Normally an attacker first needs to somehow get into your network (this could be done in a variety of ways) and then he needs to get a login somewhere to actually access sensitive data. By providing Login-passwords unencrypted flying around everywhere you have just made the second step so much easier. Now whenever an attacker gains access to your network, he immediately has access to high level credentials.

The concept to defend in multiple layers is called defense in depth - if an attacker can compromise one layer, he still has to break additional barriers to cause harm.

So please ENCRYPT YOUR CREDENTIALS!

Answer 10

do I need to encrypt access to intranet resources over HTTP?

Yes - if people are authenticating against the service.

What are the real world chances that someone would steal his identity?

I don't know - I've never met the people who work at your office / are within the range of its Wifi network / might be able to tap your network.
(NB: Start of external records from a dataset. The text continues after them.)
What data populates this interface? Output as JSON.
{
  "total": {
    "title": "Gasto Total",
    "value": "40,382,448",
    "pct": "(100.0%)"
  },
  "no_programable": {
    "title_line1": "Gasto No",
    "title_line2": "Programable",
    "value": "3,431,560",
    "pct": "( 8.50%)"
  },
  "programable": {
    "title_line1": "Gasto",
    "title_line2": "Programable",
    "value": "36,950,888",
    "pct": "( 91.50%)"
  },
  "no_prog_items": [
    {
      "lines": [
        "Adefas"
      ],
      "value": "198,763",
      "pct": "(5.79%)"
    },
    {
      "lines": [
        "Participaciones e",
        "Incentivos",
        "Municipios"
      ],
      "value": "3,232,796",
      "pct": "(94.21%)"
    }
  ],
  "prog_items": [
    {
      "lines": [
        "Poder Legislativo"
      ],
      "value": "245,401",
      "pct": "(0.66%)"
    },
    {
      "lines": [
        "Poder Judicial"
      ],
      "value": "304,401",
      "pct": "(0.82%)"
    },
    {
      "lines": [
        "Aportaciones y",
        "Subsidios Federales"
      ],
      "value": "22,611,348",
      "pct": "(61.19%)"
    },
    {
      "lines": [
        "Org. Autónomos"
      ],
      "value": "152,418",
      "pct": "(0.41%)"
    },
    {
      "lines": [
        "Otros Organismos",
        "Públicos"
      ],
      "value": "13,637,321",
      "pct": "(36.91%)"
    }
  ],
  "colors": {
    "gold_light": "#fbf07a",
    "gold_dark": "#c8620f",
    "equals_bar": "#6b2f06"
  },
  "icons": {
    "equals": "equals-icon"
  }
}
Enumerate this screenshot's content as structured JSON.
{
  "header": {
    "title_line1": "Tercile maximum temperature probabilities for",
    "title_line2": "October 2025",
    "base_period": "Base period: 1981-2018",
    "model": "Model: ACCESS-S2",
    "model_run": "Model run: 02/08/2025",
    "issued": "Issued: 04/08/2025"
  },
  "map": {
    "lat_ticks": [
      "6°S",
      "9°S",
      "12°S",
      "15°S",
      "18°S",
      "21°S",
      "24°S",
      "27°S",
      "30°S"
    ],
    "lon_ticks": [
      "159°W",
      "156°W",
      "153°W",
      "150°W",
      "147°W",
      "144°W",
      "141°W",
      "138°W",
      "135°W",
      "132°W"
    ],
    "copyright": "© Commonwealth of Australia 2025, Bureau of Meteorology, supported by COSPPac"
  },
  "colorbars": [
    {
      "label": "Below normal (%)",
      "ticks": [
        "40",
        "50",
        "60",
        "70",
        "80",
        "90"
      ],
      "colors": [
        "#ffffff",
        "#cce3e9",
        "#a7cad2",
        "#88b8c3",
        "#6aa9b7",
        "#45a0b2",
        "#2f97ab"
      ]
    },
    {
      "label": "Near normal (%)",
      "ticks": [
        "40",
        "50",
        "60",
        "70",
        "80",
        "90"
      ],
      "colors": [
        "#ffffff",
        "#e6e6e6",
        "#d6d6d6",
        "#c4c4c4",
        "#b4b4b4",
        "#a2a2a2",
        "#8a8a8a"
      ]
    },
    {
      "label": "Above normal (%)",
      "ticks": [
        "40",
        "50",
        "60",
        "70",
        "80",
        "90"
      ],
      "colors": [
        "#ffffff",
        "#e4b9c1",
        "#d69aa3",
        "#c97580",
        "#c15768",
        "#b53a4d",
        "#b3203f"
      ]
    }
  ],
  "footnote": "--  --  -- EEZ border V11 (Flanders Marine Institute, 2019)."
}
I don't know what you consider a "decent level of physical security". I don't know how much you trust the "trusted parties". Certainly, monitoring MAC addresses does very little to protect against network sniffing.

How much would it hurt to implement TLS?

Answer 11

Your employee's critique is spot on.

Think about it this way: if you trust your network to the point where encrypting credentials seems unnecessary, then why do you need credentials at all? Do you think you could replace a login form with a simple field where users could type their name?

If the answer is no, then sending credentials unencrypted is not an option either, because you don't trust your trusted parties that much after all, and a password sent over HTTP is not much of a secret.

Answer 12

To quote a t-shirt: "Just do it!"

• You are spending hours on stack exchange for a justification of not spending $7 for a cert and 20 minutes securing your server.

• One thing you didn't think about: How does the employee know that he is entering his credential into the real website and not into a clone of the site that is running on an arduino hidden behind the copier that is ARP spoofing?

• Does the word "compliance" mean anything? PCI/HIPAA/GDPR is going to come knocking any day. If any "admin" user logs into your website, you HAVE TO encrypt all connections or face serious trouble.